Be that as it may, we moved forward. And the first important milestone in our new life was the foundation of the Teaching.
Almost two years have passed since the beginning of the revelation. What I was receiving turned from a collection of fragmentary information into a large-scale picture of the world, sufficiently structured, complete and understandable to be called a formed and really existing teaching, and not just thoughts in someone's head. It was necessary to give it birth as such, as a living system and a community of people. The time had come to do so. Emere suggested a name: The Teaching of the United Temple. May seemed like another reference to religion. However, it is not. The temple is not a place of worship dedicated to supernatural forces, but our world, Nature, the Universe. It is united because we are all particles of the Universe as one whole, we have one reality for all, one Truth for all. The temple — because everything that surrounds us should be treated not as something to be destroyed, conquered, subjugated and exploited, but as something to be loved, cherished and for the benefit of which it is necessary to work. You have to live as if you are in a temple where you will not behave unbridled and hostile, and where you come to join the Truth and become a better person.
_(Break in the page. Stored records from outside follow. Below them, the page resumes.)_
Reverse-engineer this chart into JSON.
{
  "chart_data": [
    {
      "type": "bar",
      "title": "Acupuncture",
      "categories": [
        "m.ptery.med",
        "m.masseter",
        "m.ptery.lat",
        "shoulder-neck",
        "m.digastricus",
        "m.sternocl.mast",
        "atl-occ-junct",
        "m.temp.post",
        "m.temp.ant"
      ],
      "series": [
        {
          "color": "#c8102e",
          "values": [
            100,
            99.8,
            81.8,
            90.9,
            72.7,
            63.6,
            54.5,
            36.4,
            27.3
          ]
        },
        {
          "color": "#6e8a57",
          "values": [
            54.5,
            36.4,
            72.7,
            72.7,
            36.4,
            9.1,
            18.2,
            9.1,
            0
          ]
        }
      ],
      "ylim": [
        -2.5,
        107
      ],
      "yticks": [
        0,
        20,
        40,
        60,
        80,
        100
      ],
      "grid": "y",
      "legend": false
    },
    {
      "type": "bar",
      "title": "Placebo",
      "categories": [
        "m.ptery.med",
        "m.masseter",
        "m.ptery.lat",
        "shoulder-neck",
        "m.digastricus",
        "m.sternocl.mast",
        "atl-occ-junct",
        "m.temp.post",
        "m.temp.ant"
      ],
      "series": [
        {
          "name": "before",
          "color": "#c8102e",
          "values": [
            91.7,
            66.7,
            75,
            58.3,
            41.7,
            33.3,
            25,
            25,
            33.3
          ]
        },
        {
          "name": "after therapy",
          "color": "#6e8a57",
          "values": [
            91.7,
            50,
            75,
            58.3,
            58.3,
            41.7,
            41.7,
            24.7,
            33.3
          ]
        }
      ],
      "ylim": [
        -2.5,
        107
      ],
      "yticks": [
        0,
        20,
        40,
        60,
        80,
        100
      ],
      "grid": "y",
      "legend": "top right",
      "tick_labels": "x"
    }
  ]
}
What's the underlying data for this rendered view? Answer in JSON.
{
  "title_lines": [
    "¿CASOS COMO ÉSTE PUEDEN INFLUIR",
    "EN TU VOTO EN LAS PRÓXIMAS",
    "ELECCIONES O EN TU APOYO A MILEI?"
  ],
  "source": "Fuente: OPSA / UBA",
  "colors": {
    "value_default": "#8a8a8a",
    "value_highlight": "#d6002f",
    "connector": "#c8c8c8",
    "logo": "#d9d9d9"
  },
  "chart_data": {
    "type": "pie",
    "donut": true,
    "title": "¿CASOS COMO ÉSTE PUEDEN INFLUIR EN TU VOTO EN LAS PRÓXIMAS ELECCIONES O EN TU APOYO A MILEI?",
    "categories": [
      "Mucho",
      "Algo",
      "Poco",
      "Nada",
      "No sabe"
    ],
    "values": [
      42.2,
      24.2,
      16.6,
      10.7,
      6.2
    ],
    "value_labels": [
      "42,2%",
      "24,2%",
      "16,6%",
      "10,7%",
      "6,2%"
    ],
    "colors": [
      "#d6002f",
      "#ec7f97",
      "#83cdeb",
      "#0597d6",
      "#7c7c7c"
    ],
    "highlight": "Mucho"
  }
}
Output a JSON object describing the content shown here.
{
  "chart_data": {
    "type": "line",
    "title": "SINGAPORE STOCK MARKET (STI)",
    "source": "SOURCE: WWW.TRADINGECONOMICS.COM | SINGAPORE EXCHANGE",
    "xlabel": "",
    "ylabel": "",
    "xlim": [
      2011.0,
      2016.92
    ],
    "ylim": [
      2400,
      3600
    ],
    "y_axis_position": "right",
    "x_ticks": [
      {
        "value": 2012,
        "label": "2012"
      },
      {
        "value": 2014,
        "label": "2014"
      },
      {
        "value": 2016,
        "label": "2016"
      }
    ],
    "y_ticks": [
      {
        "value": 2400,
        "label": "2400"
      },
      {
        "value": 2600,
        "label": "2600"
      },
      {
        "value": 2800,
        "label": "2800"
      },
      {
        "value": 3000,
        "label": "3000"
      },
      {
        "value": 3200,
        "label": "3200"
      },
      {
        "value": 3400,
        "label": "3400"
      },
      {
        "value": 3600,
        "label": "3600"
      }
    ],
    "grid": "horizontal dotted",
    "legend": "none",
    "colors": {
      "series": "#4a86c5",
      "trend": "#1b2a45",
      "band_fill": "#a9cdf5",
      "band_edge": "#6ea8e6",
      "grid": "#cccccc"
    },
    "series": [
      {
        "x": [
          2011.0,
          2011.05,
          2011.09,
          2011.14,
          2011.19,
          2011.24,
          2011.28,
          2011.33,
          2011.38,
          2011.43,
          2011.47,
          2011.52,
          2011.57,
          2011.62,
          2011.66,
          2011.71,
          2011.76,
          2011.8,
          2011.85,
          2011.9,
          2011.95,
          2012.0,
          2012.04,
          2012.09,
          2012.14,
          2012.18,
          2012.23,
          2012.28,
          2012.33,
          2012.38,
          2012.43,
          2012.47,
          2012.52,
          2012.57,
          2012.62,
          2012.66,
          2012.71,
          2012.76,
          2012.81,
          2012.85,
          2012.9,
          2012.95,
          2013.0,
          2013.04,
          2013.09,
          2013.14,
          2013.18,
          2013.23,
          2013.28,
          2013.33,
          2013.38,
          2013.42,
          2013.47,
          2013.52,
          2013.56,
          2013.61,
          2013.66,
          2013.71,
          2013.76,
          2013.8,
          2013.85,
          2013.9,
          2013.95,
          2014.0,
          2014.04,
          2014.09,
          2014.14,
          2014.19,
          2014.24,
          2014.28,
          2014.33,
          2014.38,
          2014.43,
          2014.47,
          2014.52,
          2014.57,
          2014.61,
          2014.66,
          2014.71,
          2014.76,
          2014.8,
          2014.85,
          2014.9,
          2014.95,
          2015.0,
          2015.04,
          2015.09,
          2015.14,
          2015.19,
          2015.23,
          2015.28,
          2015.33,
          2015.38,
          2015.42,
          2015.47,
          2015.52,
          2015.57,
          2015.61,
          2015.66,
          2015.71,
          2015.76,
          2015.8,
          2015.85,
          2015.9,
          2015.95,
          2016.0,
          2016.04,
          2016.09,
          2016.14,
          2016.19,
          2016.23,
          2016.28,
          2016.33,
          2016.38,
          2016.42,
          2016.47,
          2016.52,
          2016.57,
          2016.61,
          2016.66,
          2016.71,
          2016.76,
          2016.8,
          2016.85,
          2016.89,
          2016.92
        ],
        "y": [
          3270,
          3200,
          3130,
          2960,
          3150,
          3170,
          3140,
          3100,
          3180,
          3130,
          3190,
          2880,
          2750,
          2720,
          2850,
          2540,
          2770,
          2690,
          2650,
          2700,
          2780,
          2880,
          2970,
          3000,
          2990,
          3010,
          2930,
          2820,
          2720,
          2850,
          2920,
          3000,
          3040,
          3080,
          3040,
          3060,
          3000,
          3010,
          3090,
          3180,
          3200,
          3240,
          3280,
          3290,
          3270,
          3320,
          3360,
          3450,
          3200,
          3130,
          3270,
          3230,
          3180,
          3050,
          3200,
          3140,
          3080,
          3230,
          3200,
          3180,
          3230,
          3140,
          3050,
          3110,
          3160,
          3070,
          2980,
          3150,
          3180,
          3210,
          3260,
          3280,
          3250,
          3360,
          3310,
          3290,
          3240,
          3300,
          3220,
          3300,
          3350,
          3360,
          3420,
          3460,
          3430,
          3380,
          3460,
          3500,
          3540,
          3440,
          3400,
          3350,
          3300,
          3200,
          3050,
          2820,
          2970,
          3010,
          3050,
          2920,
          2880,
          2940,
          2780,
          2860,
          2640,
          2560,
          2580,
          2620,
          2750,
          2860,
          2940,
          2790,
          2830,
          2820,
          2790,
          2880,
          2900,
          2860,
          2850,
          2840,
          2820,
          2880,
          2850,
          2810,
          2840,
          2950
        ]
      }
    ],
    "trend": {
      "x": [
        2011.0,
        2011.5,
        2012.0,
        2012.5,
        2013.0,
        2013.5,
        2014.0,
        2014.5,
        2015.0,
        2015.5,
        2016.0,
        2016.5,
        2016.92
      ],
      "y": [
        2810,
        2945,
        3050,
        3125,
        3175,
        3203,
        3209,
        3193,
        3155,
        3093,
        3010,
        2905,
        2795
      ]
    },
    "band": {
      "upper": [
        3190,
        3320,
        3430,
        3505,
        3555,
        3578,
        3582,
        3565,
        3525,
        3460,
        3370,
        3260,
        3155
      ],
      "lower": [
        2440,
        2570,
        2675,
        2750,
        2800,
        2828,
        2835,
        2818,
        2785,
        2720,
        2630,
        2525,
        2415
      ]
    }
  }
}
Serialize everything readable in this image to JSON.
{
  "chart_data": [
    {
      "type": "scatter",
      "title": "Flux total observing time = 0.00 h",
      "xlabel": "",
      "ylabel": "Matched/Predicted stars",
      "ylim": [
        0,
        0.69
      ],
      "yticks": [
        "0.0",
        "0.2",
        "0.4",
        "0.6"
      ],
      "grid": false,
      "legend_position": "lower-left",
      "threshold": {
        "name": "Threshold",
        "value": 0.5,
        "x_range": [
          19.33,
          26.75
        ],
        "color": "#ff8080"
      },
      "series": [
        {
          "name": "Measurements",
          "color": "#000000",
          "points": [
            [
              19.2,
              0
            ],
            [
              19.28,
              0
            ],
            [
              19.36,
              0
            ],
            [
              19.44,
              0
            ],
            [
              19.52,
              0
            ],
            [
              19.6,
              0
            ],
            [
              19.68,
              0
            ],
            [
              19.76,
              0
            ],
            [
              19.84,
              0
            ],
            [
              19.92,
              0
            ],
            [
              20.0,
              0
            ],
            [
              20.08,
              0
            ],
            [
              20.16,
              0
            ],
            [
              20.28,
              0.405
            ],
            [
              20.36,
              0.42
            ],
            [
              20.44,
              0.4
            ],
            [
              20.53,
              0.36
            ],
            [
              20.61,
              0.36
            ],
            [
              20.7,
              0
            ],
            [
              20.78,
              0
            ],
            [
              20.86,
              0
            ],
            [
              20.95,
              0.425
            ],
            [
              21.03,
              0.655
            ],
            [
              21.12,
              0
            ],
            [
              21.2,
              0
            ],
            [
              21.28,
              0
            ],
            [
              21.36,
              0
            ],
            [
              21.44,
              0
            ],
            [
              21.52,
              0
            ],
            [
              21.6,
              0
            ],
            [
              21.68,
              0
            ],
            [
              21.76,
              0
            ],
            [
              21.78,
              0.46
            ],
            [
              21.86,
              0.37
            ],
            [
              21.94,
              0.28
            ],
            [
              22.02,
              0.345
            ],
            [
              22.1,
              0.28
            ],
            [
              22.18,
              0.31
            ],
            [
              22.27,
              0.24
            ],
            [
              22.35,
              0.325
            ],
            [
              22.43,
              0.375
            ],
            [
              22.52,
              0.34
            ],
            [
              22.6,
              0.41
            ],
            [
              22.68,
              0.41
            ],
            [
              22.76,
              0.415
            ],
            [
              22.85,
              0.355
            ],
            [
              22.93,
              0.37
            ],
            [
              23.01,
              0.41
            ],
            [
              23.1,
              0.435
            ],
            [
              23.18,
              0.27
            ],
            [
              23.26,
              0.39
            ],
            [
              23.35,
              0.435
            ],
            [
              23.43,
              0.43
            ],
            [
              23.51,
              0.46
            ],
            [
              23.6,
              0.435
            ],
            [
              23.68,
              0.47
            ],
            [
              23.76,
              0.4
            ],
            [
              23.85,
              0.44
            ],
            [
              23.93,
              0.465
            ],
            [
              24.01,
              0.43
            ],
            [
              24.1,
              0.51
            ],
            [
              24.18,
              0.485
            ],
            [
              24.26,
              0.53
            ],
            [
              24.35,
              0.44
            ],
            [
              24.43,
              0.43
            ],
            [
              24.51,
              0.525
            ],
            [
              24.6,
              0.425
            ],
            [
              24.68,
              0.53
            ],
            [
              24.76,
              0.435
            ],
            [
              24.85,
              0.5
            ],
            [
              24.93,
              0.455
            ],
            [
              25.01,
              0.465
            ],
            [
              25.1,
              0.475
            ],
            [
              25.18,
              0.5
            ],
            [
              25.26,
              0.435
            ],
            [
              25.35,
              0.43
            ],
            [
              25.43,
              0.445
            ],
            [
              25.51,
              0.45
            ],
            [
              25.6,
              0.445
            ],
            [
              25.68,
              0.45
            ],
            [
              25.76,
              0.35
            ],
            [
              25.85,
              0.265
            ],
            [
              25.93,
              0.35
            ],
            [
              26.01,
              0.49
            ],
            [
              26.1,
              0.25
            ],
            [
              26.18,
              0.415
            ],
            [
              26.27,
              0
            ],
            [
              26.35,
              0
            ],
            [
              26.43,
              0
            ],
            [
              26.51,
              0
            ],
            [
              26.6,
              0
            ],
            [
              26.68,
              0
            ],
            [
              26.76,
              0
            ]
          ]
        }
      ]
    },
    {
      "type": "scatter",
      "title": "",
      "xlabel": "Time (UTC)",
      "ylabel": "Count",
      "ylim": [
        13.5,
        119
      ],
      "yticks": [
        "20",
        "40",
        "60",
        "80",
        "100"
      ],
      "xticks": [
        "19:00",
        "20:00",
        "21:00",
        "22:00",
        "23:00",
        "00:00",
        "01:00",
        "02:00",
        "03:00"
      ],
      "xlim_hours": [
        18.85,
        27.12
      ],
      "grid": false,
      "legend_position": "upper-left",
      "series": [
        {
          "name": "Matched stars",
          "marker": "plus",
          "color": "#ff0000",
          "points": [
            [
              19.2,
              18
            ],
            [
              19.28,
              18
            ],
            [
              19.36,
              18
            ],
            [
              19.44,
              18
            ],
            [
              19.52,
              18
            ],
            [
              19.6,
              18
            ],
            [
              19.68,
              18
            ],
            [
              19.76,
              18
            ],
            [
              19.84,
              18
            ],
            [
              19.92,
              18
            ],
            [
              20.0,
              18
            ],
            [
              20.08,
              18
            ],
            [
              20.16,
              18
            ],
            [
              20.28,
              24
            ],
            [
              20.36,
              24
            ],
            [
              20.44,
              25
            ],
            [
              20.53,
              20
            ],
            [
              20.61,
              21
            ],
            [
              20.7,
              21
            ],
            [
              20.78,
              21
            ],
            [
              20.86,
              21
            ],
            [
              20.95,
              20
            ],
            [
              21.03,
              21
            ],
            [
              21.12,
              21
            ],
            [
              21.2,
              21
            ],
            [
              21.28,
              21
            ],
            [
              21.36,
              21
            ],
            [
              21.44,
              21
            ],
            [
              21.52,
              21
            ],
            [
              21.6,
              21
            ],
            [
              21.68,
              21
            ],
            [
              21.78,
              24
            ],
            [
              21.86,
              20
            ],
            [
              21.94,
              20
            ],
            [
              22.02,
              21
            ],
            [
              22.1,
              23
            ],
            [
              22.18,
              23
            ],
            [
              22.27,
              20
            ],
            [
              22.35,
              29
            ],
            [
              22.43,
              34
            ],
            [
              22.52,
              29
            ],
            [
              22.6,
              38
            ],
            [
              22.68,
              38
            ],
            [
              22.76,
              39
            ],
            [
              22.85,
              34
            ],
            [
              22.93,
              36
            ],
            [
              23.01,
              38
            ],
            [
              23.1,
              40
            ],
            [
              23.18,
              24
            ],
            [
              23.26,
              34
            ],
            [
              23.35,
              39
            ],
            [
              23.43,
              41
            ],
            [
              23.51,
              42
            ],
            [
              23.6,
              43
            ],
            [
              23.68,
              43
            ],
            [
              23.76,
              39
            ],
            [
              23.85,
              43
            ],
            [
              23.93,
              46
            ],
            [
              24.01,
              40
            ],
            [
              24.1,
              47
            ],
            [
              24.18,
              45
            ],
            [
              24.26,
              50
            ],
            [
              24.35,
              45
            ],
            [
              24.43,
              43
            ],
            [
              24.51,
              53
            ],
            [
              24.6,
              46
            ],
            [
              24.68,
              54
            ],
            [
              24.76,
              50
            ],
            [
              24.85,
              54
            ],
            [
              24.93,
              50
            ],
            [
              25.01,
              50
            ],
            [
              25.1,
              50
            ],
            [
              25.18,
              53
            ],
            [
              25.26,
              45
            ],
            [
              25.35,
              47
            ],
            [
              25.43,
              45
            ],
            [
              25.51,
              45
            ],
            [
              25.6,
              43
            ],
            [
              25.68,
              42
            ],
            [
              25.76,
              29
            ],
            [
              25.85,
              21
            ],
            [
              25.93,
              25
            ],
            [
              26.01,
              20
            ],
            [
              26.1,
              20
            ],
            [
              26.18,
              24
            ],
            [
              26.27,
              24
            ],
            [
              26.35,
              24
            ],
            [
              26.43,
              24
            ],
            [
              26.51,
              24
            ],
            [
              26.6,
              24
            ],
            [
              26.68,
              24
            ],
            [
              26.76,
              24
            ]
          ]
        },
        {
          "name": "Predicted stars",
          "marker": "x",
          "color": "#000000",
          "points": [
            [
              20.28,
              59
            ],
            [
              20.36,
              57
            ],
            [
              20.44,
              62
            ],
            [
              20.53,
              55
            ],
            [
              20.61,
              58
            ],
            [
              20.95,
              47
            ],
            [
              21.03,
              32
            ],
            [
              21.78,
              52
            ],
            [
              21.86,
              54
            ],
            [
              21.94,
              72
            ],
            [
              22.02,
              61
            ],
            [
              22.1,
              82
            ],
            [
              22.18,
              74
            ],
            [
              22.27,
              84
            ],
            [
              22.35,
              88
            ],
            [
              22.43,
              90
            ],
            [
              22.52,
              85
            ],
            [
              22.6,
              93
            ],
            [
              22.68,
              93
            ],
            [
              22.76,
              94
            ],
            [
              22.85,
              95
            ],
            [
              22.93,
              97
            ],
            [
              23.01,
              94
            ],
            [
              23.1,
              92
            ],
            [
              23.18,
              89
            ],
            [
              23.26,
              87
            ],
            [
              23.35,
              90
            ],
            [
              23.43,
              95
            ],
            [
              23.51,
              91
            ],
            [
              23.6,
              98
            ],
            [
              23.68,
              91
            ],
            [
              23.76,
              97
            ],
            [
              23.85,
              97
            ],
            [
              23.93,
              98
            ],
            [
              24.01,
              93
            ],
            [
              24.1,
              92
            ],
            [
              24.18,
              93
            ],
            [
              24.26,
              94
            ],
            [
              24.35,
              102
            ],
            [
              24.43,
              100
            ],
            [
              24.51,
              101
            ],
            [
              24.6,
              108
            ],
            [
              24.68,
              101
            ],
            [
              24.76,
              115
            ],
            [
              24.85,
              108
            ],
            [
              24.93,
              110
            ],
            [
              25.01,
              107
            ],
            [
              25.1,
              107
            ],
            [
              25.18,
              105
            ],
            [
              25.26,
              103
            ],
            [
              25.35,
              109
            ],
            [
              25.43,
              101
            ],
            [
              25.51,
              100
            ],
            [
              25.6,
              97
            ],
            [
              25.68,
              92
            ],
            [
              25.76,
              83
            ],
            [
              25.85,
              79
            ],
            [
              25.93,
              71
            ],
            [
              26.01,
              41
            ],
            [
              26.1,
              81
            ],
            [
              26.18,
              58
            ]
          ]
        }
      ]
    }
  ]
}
It took me a while to get used to the idea of the important step that was to be taken. And on the 1st of March 1996, at eight o'clock in the morning, I declared the Teaching to exist. It happened here, in my room, in the presence of Andrei only, without a solemn speech or celebration.
Epochal events sometimes happen like this, unnoticed by the world. Sounds like an excessive claim, doesn't it? But I have no doubt that the Teaching will one day become the worldview of all mankind. It won't happen soon, and I won't see it. But I know it will. And the path to it began then, on the first day of spring 1996. It's been so long. Almost 30 years ago. I can't even believe it, to be honest.
The first steps of the journey were incredibly difficult. I'll talk about them further on. And here, at this point, for those who do not want to read about such things — about some Teaching and everything related to it — it is time to close the book and put it aside. The rest of you can just turn the page.